I guess he can stick around, Fish mewls. But only if he offers whipped cream next time.

“So why did you really want to see the cats?” I scoop both cats into my lap, where they immediately arrange themselves for optimal funnel cake access with the precision of NASA engineers calculating a moon landing.

“Don’t mind them. They’re just performing their mascot duties with excessive enthusiasm.

The park’s marketing department might call it interactive character immersion.

I call it being held hostage by fur balls with attitude. ”

He hesitates. “My kids wanted selfies with them. We spent half their childhood here.”

Something in my chest softens at this confession, like butter forgotten in the sun. He’s not just hot. He’s... wholesome.
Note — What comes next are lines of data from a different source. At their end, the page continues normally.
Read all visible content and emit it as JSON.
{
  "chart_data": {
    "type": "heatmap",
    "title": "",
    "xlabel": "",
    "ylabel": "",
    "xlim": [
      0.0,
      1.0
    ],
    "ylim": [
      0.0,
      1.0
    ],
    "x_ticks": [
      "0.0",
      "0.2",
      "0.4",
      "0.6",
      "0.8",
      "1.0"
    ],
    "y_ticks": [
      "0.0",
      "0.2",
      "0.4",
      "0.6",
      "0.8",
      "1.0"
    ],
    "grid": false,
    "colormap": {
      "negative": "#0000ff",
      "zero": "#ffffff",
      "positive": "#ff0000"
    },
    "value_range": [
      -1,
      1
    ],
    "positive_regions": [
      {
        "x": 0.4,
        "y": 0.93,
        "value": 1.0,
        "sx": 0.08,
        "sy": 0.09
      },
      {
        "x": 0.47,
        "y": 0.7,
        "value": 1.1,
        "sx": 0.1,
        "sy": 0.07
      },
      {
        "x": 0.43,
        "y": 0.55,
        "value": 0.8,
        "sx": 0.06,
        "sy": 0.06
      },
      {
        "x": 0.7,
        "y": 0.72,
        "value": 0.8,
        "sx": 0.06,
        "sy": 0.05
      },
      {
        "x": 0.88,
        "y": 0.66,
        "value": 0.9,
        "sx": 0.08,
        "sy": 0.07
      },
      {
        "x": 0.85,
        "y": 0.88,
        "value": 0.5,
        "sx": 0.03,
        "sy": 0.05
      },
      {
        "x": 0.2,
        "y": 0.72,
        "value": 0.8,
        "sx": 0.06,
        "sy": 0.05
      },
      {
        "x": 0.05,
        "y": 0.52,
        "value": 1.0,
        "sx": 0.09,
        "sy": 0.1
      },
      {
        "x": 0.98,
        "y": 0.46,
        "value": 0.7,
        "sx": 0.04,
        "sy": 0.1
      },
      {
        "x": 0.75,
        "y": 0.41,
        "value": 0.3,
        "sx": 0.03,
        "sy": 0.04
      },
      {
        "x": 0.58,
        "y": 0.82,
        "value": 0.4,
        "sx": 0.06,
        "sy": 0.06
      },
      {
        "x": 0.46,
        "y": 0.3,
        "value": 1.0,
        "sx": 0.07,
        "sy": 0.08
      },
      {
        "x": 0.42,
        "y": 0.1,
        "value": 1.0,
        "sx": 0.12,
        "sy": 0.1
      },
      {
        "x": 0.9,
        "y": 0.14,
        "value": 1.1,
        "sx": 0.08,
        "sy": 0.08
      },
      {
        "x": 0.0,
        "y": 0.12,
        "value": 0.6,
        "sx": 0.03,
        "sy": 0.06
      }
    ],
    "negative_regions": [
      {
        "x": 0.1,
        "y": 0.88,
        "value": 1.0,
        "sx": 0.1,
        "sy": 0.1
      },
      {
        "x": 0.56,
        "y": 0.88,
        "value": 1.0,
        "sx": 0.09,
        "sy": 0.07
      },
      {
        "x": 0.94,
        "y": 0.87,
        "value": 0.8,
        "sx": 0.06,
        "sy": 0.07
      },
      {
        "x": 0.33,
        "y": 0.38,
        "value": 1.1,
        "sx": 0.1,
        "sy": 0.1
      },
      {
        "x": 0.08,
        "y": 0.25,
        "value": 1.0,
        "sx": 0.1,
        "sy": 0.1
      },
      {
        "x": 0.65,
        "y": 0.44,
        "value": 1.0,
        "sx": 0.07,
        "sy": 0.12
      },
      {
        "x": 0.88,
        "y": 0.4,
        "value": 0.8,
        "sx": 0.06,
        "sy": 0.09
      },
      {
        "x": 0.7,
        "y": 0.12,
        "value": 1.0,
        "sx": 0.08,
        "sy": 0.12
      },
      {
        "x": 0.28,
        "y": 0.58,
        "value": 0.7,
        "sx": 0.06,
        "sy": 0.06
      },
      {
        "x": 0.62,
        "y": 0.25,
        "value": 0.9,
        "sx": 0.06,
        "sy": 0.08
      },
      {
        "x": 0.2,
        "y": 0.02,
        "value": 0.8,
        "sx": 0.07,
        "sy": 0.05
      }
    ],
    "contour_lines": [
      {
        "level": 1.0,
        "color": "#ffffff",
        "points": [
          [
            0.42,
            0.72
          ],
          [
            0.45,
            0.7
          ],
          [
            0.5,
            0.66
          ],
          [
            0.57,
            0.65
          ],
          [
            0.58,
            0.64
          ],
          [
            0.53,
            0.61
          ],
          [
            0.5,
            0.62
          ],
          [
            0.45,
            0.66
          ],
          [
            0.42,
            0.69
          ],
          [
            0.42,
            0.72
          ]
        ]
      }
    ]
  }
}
“That’s sweet. How about we take a couple of group shots?” I pull out my phone. “For the official mascot social media accounts, of course. Purely professional documentation.”

We take a few photos—with Fish looking regal and Chip mid-chew. Dexter’s shoulder brushes mine and the carousel music shifts to a love song.

Okay, so it’s still screeching out the same broken tune, but in my mind hearts and confetti are exploding all over the place. I may never wash my shoulder again.

As the evening winds down, we walk along the now-empty midway, our footsteps echoing against the cobblestones.

The autumn air has grown chilly, and I pull my cardigan tighter, wishing I’d worn something more substantial than my first day of work outfit, which was designed for making impressions, not for warmth.

“This place is going to be a big undertaking,” I admit, glancing around at the darkened rides and shuttered kiosks.

“It needs a lot of work, and I really don’t know what I’m up against financially.

My business plan currently consists of fix everything and hope for money, which is slightly less detailed than I’d prefer. ”

“I’d be glad to help you brainstorm,” he offers. “I’ve watched this place change over the years. It would be a shame to see it close. Plus, my kids would never forgive me if their favorite mechanical malfunction destination disappeared.”

“I’d like that,” I say, meaning it. “I could use all the help I can get. Currently, my crisis management team consists of two cats and a haunted Dutch doll.”

We’ve circled back to where we started, near the main entrance. Dexter hesitates, then meets my eyes. “Josie, I know you spoke to Vivian Templeton today.”

My stomach drops faster than a broken elevator. “How— Okay, fine. I may have grilled her. Gently. Like a panini. How did you know?”

“I had an appointment with her right afterward,” he explains, his expression growing serious. “She mentioned she thought she was already grilled for the death of Ned Hollister—by you.”

I open my mouth to protest, but he shakes his head.

“Stay out of my case, Josie,” he says, his voice gentle but firm. “You have enough on your hands with this place. You don’t need any more trouble.” His eyes lock with mine, intense enough to short-circuit my usual deflection systems. “Certainly not from a killer.”

The warning sends a chill through me that has nothing to do with the night air and everything to do with the realization that someone out there has murder on their resume and possibly me on their radar.

As we part ways—him to his sensible sedan that probably has working air conditioning and a radio that plays actual music, me to gather my cats and head back to the inn where I’ll probably lie awake wondering if I’m in over my head—I can’t shake the feeling that I’ve just been issued both a warning and a challenge.

And if there’s one thing my failed marriage taught me, it’s that I’ve never been particularly good at backing down from either—especially when the stakes involve a handsome detective with baby blues and dimples that could melt the ice cream stand from a fifty-foot distance.

Fish licks her paw. So... are we solving this murder or what?

Chip curls around my ankle. Let’s finish the funnel cake first. Then justice.